Tataristan’da ilk gün nereye gittiysek üşümekten bir hal olduk. Üşüyen sadece biz değilmişiz. Bizimle gezen diğer Tatar kardeşlerimiz de üşümüşler. Akşamdan sonra bu soğuk günü tefli etmek için, hasta olmadan atlatabilmek için saunaya gitmemiz gerektiği söylendi. Ama Yeşilüzen’de sauna bulamayınca komşu şehir Volshzk’a gittik. Burası Tataristan’a bağlı değil. Rusya’nın içinde Tataristan’ın komşusu Mari Özerk Cumhuriyeti’ne bağlı bir şehir.  Saunada bizden başka kimse yoktu. Hakikaten çok iyi oldu ve hasta olmadan o günü atlattık.
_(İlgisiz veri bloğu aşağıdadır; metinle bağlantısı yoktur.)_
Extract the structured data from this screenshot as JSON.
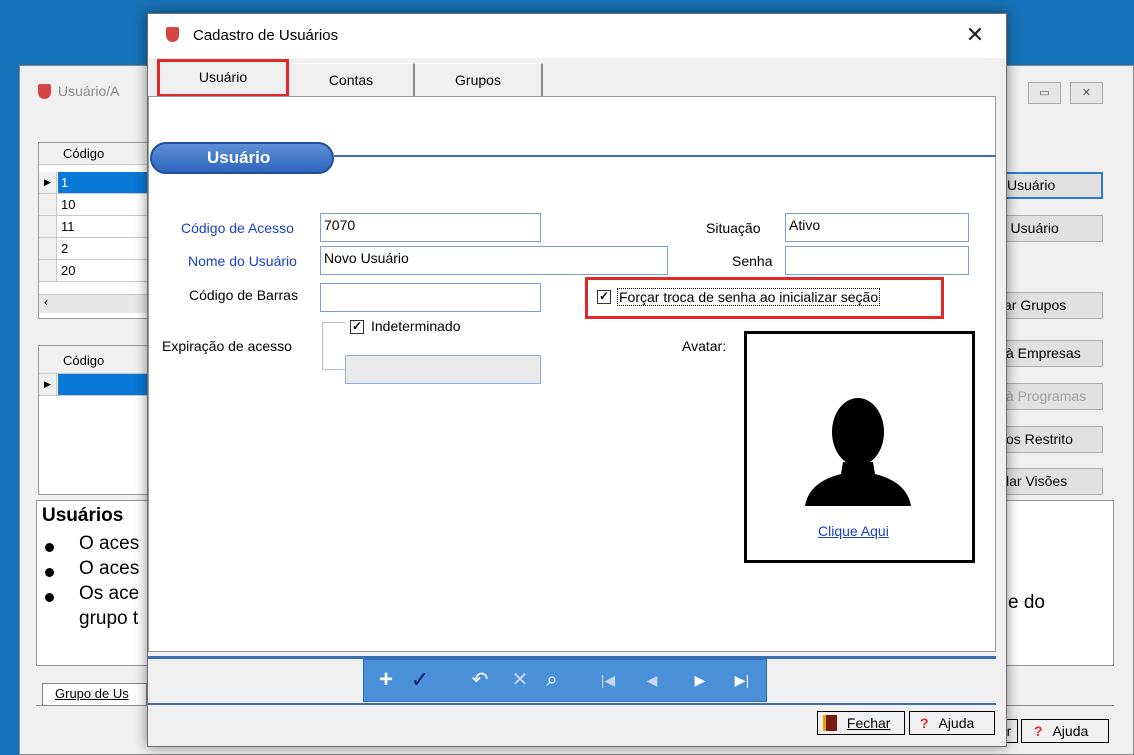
{
  "background_window": {
    "title": "Usuário/A",
    "grid1": {
      "header": "Código",
      "rows": [
        "1",
        "10",
        "11",
        "2",
        "20"
      ]
    },
    "grid2": {
      "header": "Código"
    },
    "side_buttons": [
      "Usuário",
      "r Usuário",
      "ar Grupos",
      "à Empresas",
      "à Programas",
      "os Restrito",
      "lar Visões"
    ],
    "info": {
      "title": "Usuários",
      "bullets": [
        "O aces",
        "O aces",
        "Os ace"
      ],
      "wrap": "grupo t",
      "tail": "e do"
    },
    "bottom_tab": "Grupo de Us",
    "bottom_btn_partial": "har",
    "bottom_btn_help": "Ajuda"
  },
  "dialog": {
    "title": "Cadastro de Usuários",
    "close": "✕",
    "tabs": [
      "Usuário",
      "Contas",
      "Grupos"
    ],
    "section": "Usuário",
    "fields": {
      "codigo_label": "Código de Acesso",
      "codigo_value": "7070",
      "nome_label": "Nome do Usuário",
      "nome_value": "Novo Usuário",
      "barras_label": "Código de Barras",
      "barras_value": "",
      "expiracao_label": "Expiração de acesso",
      "indeterminado_label": "Indeterminado",
      "situacao_label": "Situação",
      "situacao_value": "Ativo",
      "senha_label": "Senha",
      "senha_value": "",
      "forcar_label": "Forçar troca de senha ao inicializar seção",
      "avatar_label": "Avatar:",
      "avatar_link": "Clique Aqui"
    },
    "buttons": {
      "fechar": "Fechar",
      "ajuda": "Ajuda"
    }
  },
  "colors": {
    "desktop": "#1672b8",
    "highlight_red": "#e02a2a",
    "nav_blue": "#4a90d9",
    "label_blue": "#1a3fc7"
  }
}
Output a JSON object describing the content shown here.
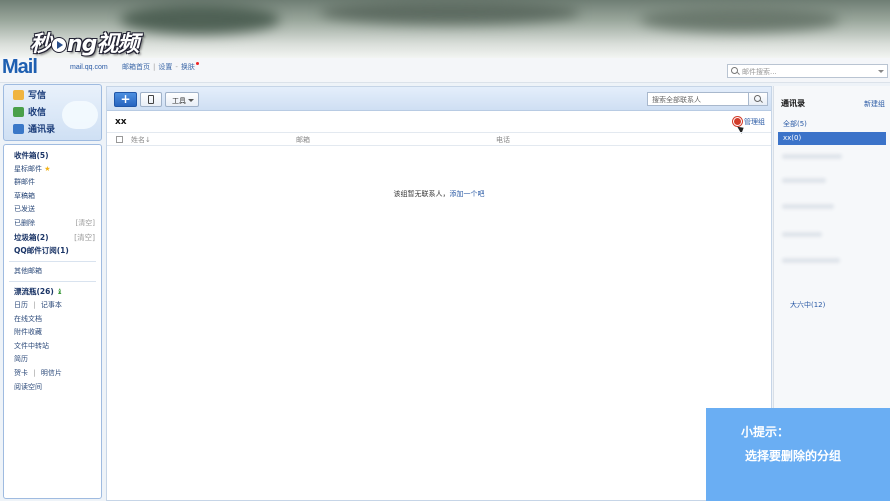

6 Kasım Pazar günü, Kurban Bayramın birinci günü sabah erkenden kalkıp sabah namazı için Kızıl Mescid’e gittik. Burası Yeşilüzen’in en büyük mescidi. Bayram namazını da burada kıldık. Sabah namazından sonra Kur’an-ı Kerim okumaları yapıldı. Bu caminin hocası, aynı zamanda Yeşilüzen müftüsü Abdülhamit Hazret bayram namazına kadar sohbet etti. Cami daha sabah namazında dolup taşmıştı. İnsanlar cami dışında da saf tutup bayram namazına kadar -12 derecede, buz gibi bir havada namazı beklediler. Böyle bir soğuk havayı ömrümde hiç tecrübe etmemiştim. Dışarıda abdest almak için ılık su kullanılıyor. Abdestten yere akan su daha bir karış bile akmadan on saniye de buz tutuyor. Hava açık, güneş var ana ısıtmıyor, adeta donduruyor.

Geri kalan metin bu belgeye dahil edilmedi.